Ich zerriss den Zettel in tausend kleine Stückchen und warf ihn mitsamt der Rose in den Mülleimer. Gerade da hörte ich die Stimme von Fatih und blickte hoch.

»Kannst du mir Mal zuhören?«, fragte er Burak.
»Nein! Verpiss dich von hier, ansonsten bereust du es.«
»Ich wollte mich doch bloß entschuldigen! Es tut mir leid, okay? Es tut mir leid.«
Bei seinem letzten Satz, blickte er kurz zu mir und verschwand dann hinter der schweren Eingangstür.

Seine Entschuldigung kam nicht ganz vom Herzen. Es änderte so gesehen nichts an der Tatsache. Aber das war nicht das, was abgemacht war. Er sollte sich nur entschuldigen und das hatte er.

Ich fing an, die Gäste zu bedienen. Gleich in der Pause wollte ich Fatih anrufen, aber Liana hielt mich davon ab, in dem sie über den Jungen sprach, mit dem sie gestern getanzt hatte. Und das eine ganze halbe Stunde. »Er hat so geile grau-grüne Augen, Aslı, ich hab mich sofort verliebt!«

Liebe auf den ersten Blick. Ob es so etwas wirklich gab? Ich bezweifelte es.
»Hast du ihn gar nicht gesehen?«, fragte sie immer noch schwärmend.
»Doch, bestimmt, aber ich hab nicht auf ihn geachtet.«
»Er hat schwarzes Haar und so ein schönes Lächeln! Und er heißt Kaan!«
»Weißt du etwas über seinen Charakter?«
»Nein, aber er will sich heute mit mir treffen.«
Sie überspielte meine Provokation und strahlte bis über beide Ohren.

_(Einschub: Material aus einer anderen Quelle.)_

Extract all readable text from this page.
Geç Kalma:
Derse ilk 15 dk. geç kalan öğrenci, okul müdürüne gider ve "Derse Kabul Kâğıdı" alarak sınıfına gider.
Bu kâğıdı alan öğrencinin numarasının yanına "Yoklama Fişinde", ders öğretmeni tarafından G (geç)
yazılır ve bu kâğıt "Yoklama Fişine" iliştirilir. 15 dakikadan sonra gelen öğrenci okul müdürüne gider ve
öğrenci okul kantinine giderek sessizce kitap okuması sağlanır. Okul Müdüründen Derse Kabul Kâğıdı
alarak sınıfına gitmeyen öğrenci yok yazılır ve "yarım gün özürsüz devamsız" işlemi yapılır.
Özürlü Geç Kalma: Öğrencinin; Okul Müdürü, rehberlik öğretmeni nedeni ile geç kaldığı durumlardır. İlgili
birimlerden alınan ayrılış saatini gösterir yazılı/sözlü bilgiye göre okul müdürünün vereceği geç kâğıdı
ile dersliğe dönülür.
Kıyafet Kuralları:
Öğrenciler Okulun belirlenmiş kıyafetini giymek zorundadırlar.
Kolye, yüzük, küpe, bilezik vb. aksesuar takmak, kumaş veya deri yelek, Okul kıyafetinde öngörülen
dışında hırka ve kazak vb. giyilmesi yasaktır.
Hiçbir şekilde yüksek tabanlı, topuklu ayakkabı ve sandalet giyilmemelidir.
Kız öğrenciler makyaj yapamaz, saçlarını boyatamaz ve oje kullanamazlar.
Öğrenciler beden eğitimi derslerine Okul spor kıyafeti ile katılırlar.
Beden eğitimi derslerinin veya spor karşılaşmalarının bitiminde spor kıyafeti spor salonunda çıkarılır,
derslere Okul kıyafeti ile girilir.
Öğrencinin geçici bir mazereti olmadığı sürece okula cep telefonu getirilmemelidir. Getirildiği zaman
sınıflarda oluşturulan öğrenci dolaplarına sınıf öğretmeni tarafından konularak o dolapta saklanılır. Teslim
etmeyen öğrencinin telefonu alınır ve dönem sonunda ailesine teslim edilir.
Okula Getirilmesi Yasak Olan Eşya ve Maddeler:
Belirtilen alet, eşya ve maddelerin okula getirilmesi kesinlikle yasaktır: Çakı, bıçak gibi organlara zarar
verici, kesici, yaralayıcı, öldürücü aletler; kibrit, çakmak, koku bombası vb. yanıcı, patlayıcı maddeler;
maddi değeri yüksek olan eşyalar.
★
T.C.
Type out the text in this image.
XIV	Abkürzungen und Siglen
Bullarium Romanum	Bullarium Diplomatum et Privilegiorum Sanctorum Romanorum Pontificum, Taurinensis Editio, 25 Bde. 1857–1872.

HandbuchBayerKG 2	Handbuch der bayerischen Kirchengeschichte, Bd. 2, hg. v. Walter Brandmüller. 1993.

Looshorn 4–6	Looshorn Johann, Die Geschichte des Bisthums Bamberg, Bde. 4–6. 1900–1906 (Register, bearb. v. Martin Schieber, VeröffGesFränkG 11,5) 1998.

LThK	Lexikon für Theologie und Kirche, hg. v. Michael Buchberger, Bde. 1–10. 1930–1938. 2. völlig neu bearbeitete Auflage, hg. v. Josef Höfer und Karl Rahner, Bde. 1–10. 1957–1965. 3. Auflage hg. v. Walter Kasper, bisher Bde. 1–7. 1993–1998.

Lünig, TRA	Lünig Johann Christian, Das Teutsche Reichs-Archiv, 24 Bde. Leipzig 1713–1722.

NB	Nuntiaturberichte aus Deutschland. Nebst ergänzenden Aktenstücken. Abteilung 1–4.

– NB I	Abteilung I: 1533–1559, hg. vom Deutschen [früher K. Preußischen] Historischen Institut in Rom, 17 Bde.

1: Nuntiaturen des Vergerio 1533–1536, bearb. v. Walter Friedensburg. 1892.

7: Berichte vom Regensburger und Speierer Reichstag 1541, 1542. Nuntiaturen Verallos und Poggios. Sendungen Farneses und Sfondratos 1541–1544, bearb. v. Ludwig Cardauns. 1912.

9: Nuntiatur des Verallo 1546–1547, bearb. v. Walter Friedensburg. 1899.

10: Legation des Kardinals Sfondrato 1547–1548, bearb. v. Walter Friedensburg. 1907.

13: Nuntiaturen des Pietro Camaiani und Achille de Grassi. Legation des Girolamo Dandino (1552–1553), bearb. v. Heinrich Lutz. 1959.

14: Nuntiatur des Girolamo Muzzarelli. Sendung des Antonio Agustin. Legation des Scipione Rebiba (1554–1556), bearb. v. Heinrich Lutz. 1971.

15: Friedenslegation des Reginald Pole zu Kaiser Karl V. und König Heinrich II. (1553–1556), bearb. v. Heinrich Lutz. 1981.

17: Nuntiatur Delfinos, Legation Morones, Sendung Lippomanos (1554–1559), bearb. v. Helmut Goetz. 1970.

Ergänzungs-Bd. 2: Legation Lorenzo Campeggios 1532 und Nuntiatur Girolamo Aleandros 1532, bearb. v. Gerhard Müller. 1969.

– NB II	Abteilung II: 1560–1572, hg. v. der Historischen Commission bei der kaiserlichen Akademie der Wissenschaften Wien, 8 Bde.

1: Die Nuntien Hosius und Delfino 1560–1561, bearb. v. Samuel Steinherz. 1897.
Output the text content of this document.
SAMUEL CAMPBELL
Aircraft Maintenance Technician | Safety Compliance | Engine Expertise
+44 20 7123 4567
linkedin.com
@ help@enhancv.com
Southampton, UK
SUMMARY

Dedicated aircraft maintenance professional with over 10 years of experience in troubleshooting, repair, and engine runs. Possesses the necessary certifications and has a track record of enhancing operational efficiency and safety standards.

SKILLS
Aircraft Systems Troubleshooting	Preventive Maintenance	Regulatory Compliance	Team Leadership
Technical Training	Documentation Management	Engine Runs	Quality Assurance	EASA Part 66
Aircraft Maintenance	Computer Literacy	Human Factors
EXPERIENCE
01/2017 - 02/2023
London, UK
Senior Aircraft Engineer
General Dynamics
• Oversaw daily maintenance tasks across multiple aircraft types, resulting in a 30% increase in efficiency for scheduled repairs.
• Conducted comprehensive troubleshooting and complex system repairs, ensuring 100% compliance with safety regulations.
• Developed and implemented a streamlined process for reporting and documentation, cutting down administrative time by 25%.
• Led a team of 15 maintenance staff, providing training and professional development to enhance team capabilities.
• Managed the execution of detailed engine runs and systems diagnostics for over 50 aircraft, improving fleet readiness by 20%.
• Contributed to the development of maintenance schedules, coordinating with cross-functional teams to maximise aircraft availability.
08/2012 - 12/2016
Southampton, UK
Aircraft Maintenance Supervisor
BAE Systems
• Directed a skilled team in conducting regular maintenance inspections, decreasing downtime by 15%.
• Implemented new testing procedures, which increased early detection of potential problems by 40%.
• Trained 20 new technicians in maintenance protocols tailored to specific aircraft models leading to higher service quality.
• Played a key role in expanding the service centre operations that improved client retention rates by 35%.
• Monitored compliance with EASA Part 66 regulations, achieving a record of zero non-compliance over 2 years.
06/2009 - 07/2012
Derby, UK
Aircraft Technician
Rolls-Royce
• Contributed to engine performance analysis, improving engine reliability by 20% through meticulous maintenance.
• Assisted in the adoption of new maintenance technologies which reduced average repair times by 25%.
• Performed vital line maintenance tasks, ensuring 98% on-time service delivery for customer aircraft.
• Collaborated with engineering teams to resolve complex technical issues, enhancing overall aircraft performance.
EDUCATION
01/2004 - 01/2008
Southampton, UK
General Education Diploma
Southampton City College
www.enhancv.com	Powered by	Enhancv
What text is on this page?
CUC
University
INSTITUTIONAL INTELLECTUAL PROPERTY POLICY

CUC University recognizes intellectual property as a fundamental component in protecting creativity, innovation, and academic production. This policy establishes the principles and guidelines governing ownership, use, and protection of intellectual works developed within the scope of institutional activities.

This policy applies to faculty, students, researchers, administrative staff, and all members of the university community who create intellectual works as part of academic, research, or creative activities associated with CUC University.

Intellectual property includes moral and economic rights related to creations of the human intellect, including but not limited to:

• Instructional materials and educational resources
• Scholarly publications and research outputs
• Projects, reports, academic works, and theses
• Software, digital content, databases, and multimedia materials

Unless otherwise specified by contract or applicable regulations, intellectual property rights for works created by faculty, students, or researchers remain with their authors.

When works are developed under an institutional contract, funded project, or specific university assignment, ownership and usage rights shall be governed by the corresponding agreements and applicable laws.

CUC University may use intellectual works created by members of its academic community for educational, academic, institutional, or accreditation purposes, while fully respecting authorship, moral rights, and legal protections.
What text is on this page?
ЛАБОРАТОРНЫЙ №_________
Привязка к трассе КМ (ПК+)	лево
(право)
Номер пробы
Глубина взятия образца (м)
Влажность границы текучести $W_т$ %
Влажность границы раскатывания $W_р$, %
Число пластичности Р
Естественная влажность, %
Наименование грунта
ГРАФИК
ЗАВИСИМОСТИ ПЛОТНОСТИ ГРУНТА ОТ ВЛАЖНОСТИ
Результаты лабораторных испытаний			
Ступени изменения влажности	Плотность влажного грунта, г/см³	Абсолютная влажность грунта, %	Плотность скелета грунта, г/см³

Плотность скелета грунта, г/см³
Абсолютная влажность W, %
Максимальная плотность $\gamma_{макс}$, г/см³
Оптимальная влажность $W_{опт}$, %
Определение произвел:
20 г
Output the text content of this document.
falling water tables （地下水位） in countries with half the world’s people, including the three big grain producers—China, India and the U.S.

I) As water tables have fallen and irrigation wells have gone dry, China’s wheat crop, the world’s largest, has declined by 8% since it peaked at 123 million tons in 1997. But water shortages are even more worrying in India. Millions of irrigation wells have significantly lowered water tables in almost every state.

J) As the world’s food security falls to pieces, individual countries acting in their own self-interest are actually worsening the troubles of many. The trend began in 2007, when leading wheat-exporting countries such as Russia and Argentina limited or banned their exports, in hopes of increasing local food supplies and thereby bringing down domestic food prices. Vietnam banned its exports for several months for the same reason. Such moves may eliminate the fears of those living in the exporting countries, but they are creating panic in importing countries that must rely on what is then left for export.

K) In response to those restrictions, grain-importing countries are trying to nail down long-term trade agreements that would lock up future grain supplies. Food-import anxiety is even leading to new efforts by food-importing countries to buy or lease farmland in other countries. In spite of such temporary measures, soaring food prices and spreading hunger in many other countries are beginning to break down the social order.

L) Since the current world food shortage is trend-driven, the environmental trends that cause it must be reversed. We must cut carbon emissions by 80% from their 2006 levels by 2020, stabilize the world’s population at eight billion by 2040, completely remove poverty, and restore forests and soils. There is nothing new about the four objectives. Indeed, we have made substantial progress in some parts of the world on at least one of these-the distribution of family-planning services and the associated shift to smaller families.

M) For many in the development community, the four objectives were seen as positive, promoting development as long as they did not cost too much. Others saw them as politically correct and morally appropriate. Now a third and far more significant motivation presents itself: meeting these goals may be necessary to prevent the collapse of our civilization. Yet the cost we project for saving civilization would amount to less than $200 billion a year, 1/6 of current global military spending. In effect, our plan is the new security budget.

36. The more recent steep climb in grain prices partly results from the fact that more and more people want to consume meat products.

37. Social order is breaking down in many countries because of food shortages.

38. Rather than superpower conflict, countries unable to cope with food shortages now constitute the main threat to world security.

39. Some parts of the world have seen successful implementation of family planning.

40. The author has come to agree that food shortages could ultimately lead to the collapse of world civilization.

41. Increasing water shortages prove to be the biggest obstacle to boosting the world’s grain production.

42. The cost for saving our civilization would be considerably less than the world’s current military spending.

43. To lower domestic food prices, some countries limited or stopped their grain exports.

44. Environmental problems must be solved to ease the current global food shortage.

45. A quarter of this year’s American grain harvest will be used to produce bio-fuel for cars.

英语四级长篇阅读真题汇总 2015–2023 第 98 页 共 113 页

»Liana, vertrau ihm nicht sofort. Ich meine, du kennst ihn ja überhaupt nicht.«
»Ja Mama«, lachte sie und unsere zweite Schicht began. Ich musste abwechselnd an Neslihan, Ecrin, Burak, dem Absender von den Nachrichten, Cesur und an Fatih denken. Es gab zu viele Fragezeichen und keine Antworten.

Ich bemerkte, dass die Gäste immer mehr wurden. Die Feier hatte doch etwas gebracht. Wenn ich ein Gast wäre, würde ich erst gar nicht hierher kommen. Mal stritten sich Burak und Mahmud, Mal Burak und Fatih, Mal Mahmud und Cesur, Mal schrie irgendjemand oder Cesur brachte einen Angestellten zum Schreien. Ziemlich asozial hier. Aber immer noch sind hier genug Leute und Cesur versuchte an seinem Image zu arbeiten. Da hatte er einen langen Weg vor sich.

Ecrin hatte mir eine Nachricht geschickt, dass sie mich abholt. Sie war zu gut, zu gut für mich, zu gut für Burak.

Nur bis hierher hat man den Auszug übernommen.